Hey everyone, I won’t be able to make Thursday’s session because I have to take my suegra to the airport, so I’m posting my deliverable here for feedback. I was asked to expand on my comadre comunity + an event idea for this week. This is what I came up with:
Building a Cultural Ecosystem Through Comadres
The Bet: By building with comadres and embedding into existing spaces, I can brand-building and product-validation engine where comadres, hosts, and other Latina entrepreneurs all benefit, and Ruelas grows stronger as a result. Comadres get insider status and influence. Ruelas gets product validation and growth. The wider ecosystem of Latina entrepreneurs, hosts, and venues gets help filling seats, reaching new audiences, help adding premium and cultural activities to their events.
How It Works:
- Curated Partnerships Instead of running my own events. I’d partner with gatherings that already exist — retreats, cultural dinners, entrepreneur meetups. The host gets differentiated programming, comadres get a way to play an active role, and Ruelas gets exposure to the right audiences.

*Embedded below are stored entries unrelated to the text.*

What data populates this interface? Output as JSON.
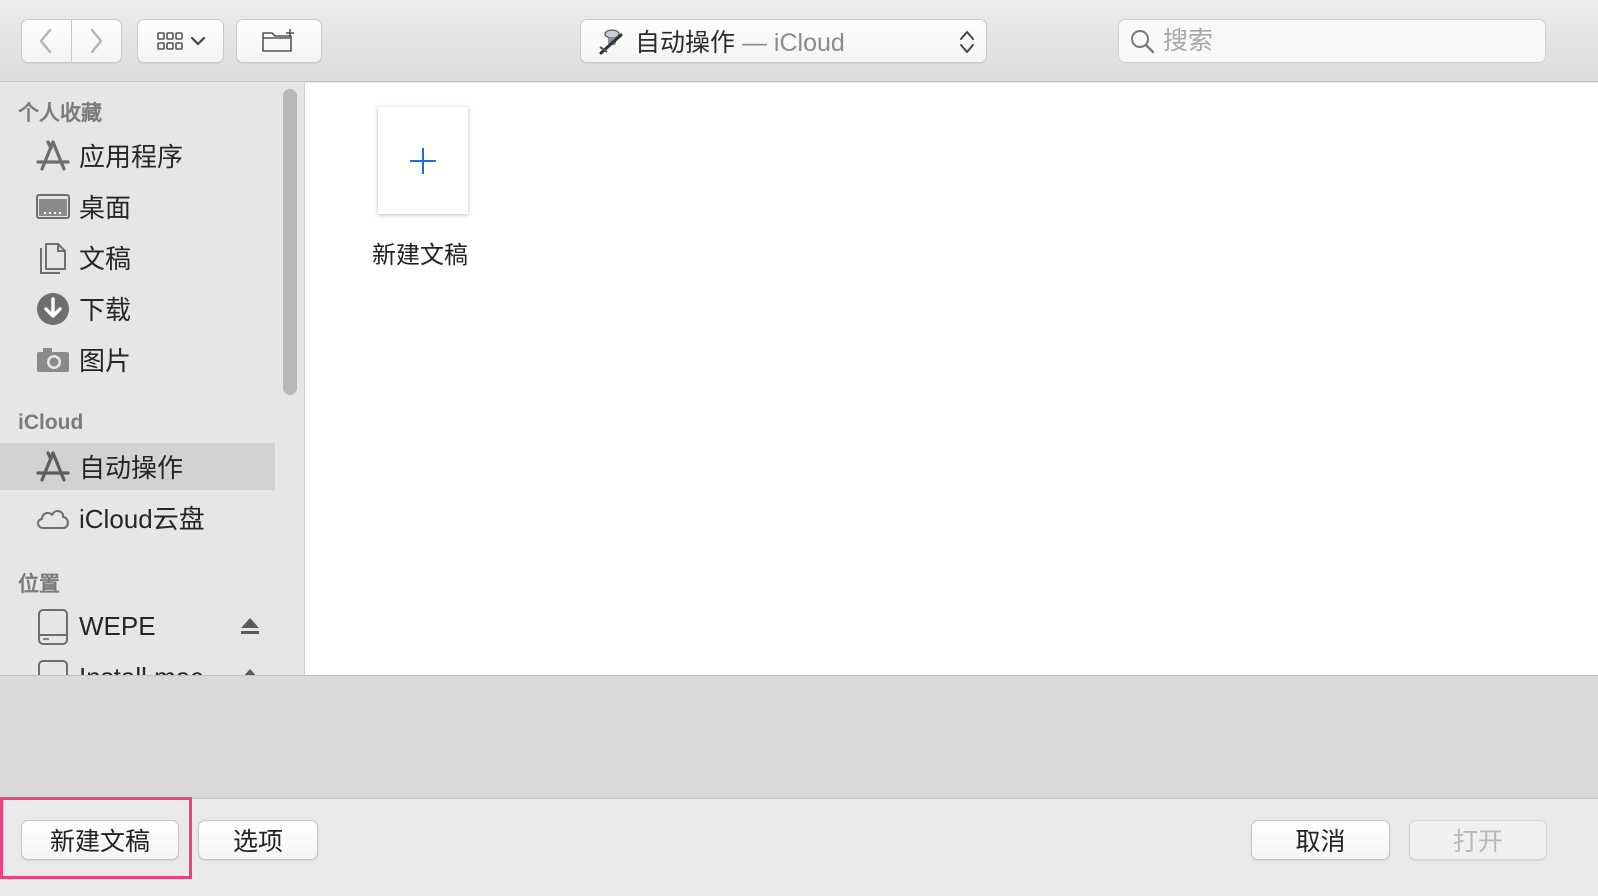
{
  "toolbar": {
    "back_icon": "chevron-left-icon",
    "forward_icon": "chevron-right-icon",
    "view_icon": "icon-grid-icon",
    "new_folder_icon": "new-folder-icon",
    "path": {
      "folder": "自动操作",
      "separator": " — ",
      "location": "iCloud"
    },
    "search_placeholder": "搜索"
  },
  "sidebar": {
    "sections": [
      {
        "title": "个人收藏",
        "items": [
          {
            "label": "应用程序",
            "icon": "applications-icon"
          },
          {
            "label": "桌面",
            "icon": "desktop-icon"
          },
          {
            "label": "文稿",
            "icon": "documents-icon"
          },
          {
            "label": "下载",
            "icon": "downloads-icon"
          },
          {
            "label": "图片",
            "icon": "camera-icon"
          }
        ]
      },
      {
        "title": "iCloud",
        "items": [
          {
            "label": "自动操作",
            "icon": "automator-icon",
            "selected": true
          },
          {
            "label": "iCloud云盘",
            "icon": "cloud-icon"
          }
        ]
      },
      {
        "title": "位置",
        "items": [
          {
            "label": "WEPE",
            "icon": "drive-icon",
            "eject": true
          },
          {
            "label": "Install mac",
            "icon": "drive-icon",
            "eject": true
          }
        ]
      }
    ]
  },
  "content": {
    "items": [
      {
        "label": "新建文稿",
        "icon": "plus-icon"
      }
    ]
  },
  "bottom": {
    "new_document": "新建文稿",
    "options": "选项",
    "cancel": "取消",
    "open": "打开"
  },
  "colors": {
    "accent": "#1a6fd1",
    "highlight": "#ef3f7d",
    "selection": "#d2d2d2"
  }
}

- At these gatherings, comadres would help anchor atelier-style previews. People interact with prototypes, give structured feedback, and feel part of shaping the design. It’s designed to feel like a co-creation ritual rooted in culture, not a sales pitch.
- Attendees get the privilege to reserve bags early through a deposit (20–30% of retail). It’s framed as insider access and exclusivity, not pressure.
- Everyone at the event receives a small Ruelas artifact, but comadres get a visibly elevated version. This way the whole room leaves touched by the brand, but comadres are visibly recognized for their role in the ecosystem.
- Hosts level up their event with unique cultural programming and gets help filling seats. Comadres feel activated as insiders. Other Latinas and entrepreneurs gain access to a cultural touchpoint that centers them. Ruelas gains cultural credibility, product validation, and premium storytelling.
- If I negotiate ticket pricing, any spread is reinvested into gifts and experience touches so the exchange feels generous, not transactional.
The MVP Test: One partner event with one prototype with One small gift. A short atelier-style session where I share the story, let people interact with the bag, collect feedback, and offer comadres the chance to reserve with a deposit.
The success metric is simple: what percent of attendees actually commit — either by leaving a deposit
Where I’d Love Feedback:
- Does offering deposits feel like a smart way to validate demand, or does it risk coming across as transactional?
- Are tiered gifts (something for everyone, elevated for comadres) the right balance of generosity and exclusivity?
- Gut check: if this were your idea, what’s the one thing you’d change or test differently before rolling it out?